Here are 5 things I did that summer that helped me lose 10lbs and (FAR more importantly) change my relationship with food FOREVER:
Quit dieting. Wayyyy easier said than done, but each morning I would tell myself, I’m done with dieting. I made a promise to myself that summer, that I would NEVER diet again. I was out. Adios! Goodbye. I stopped doing anything that made me feel restricted. I was in search of food freedom. I figured if I could learn to stop starving myself I could also learn to stop stuffing myself. Turns out I was right.
Eat 3 meals a day. God really blessed me with that summer job. I was on staff with about 300 other people and we all ate together at the dining hall 3 times a day. I made some sweet friends and learned the importance of meal time. I was working HARD and meals were a time to relax, refuel and unwind with my friends. We’d go through a buffet line and fill our plates. While it wasn’t the healthiest food (it was camp foodafter all), it was fairly balanced. I created a little rule for myself- “No seconds.” I could have whatever I wanted, but it would have to fit on my plate. I slowly learned to eat enough, but not too much.

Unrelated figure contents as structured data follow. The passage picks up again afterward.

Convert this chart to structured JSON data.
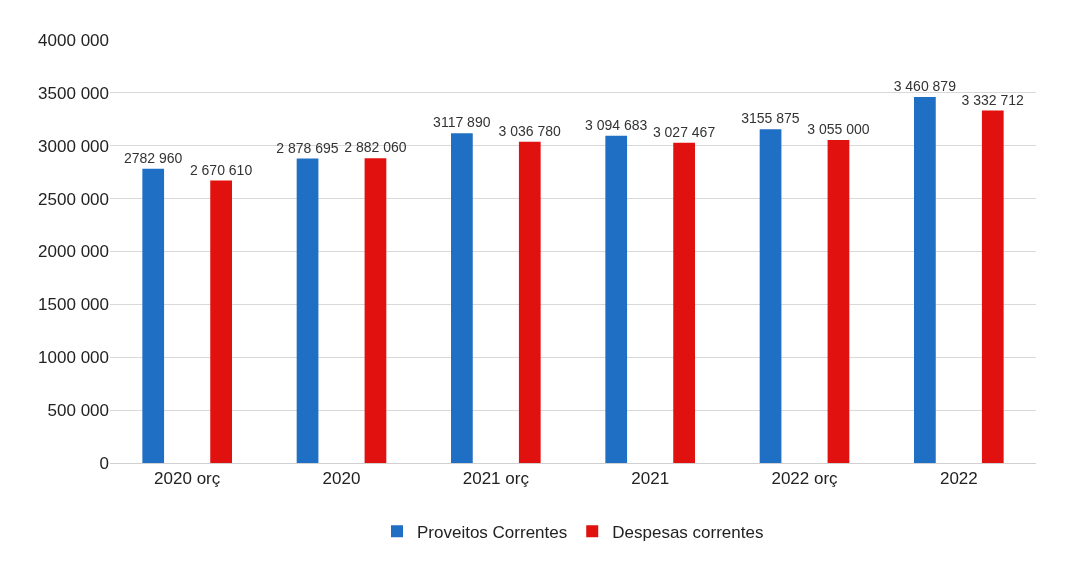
{
  "chart_data": {
    "type": "bar",
    "categories": [
      "2020 orç",
      "2020",
      "2021 orç",
      "2021",
      "2022 orç",
      "2022"
    ],
    "series": [
      {
        "name": "Proveitos Correntes",
        "color": "#1f6fc5",
        "values": [
          2782960,
          2878695,
          3117890,
          3094683,
          3155875,
          3460879
        ],
        "value_labels": [
          "2782 960",
          "2 878 695",
          "3117 890",
          "3 094 683",
          "3155 875",
          "3 460 879"
        ]
      },
      {
        "name": "Despesas correntes",
        "color": "#e0110f",
        "values": [
          2670610,
          2882060,
          3036780,
          3027467,
          3055000,
          3332712
        ],
        "value_labels": [
          "2 670 610",
          "2 882 060",
          "3 036 780",
          "3 027 467",
          "3 055 000",
          "3 332 712"
        ]
      }
    ],
    "ylim": [
      0,
      4000000
    ],
    "yticks": [
      0,
      {
        "value": 500000,
        "label": "500 000"
      },
      {
        "value": 1000000,
        "label": "1000 000"
      },
      {
        "value": 1500000,
        "label": "1500 000"
      },
      {
        "value": 2000000,
        "label": "2000 000"
      },
      {
        "value": 2500000,
        "label": "2500 000"
      },
      {
        "value": 3000000,
        "label": "3000 000"
      },
      {
        "value": 3500000,
        "label": "3500 000"
      },
      {
        "value": 4000000,
        "label": "4000 000"
      }
    ],
    "grid": "y",
    "legend": "bottom"
  }
}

Eat whatever you want (in moderation). I LOVE desserts. And part of quitting dieting meant that I would no longer deprive myself of them. At the dining hall we only got dessert a couple days per week, so I could either have something there (like a small piece of cheesecake, brownie, or cookie) or I could “save” my dessert and go to the local ice cream shack. Many evenings my friends and I would walk into town (about a mile away) and get an ice cream there!

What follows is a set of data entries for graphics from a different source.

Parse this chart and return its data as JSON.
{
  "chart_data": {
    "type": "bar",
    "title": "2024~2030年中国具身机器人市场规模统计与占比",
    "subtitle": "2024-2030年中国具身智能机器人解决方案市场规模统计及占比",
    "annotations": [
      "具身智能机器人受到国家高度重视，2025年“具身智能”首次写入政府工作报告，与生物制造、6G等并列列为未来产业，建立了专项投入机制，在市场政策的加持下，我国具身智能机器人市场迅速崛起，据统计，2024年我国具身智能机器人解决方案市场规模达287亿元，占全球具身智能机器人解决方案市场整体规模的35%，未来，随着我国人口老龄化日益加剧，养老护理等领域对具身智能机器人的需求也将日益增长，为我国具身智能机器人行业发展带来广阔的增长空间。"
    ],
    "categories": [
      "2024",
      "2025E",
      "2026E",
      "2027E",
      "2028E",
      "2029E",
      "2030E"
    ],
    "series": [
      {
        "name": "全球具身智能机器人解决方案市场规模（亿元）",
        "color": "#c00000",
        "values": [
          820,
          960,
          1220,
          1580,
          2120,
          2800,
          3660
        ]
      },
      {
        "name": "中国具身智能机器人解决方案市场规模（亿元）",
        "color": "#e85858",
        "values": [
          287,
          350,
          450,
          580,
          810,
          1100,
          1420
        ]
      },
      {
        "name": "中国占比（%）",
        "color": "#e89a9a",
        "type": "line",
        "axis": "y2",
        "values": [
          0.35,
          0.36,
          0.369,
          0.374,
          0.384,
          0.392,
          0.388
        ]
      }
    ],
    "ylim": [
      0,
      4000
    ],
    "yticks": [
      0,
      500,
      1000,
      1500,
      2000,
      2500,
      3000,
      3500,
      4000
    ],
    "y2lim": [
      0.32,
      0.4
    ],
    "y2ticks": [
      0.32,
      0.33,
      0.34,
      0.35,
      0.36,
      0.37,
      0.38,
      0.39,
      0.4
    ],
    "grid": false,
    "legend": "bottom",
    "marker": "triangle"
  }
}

Forgive yourself. I remember the first few weeks after I quit dieting, I was doing so well. There may have been a couple days that I ate a little too much, but for the most part I felt like a different person. Then one night I somehow bought myself a big bag of Swedish fish at the penny candy counter. I ate way too many. I felt SO sick. I was incredibly disappointed that I binged… but instead of waking up the next day and restricting myself (like I used to do) I reminded myself that I had made a promise. I had quit dieting. So I got out of bed, threw on a sweat shirt and a smile, and I ate a balanced breakfast. I got on with my life. I didn’t let one mistake ruin all the progress I had already made. It happened again… and again… but these little mistakes seemed to happen less and less often.
Really LIVE your life. I learned a LOT that summer. I learned HOW to eat. I overcame over/under eating, but most importantly I found food freedom. I learned how to quiet those voices in my head- the ones that were obsessed with food and dieting and weight… I learned that life is SO much more than that. I made friendships. I laughed (a lot). I spent a lot of time with Mitch (my then close friend, my now boyfriend!!). I made so many memories. I learned that Skittles taste better when you eat them with your friends, and popcorn is more fun when your tossing it into each other’s mouths. Ice cream is sweeter when it’s dripping down your arm on a hot summer’s night and you’re not worrying about it. And pizza is better when you eat it on the beach with people you care about (although it can get a little sandy!). The point is, LIFE includesfood, but life is not food. And really learning that has changed my life.
There you have it! The top 5 things that DRAMATICALLY changed my relationship with food. That summer set the foundation for how I eat today. Seven years later and I still believe those principles are KEY to getting (and staying!) healthy & HAPPY!!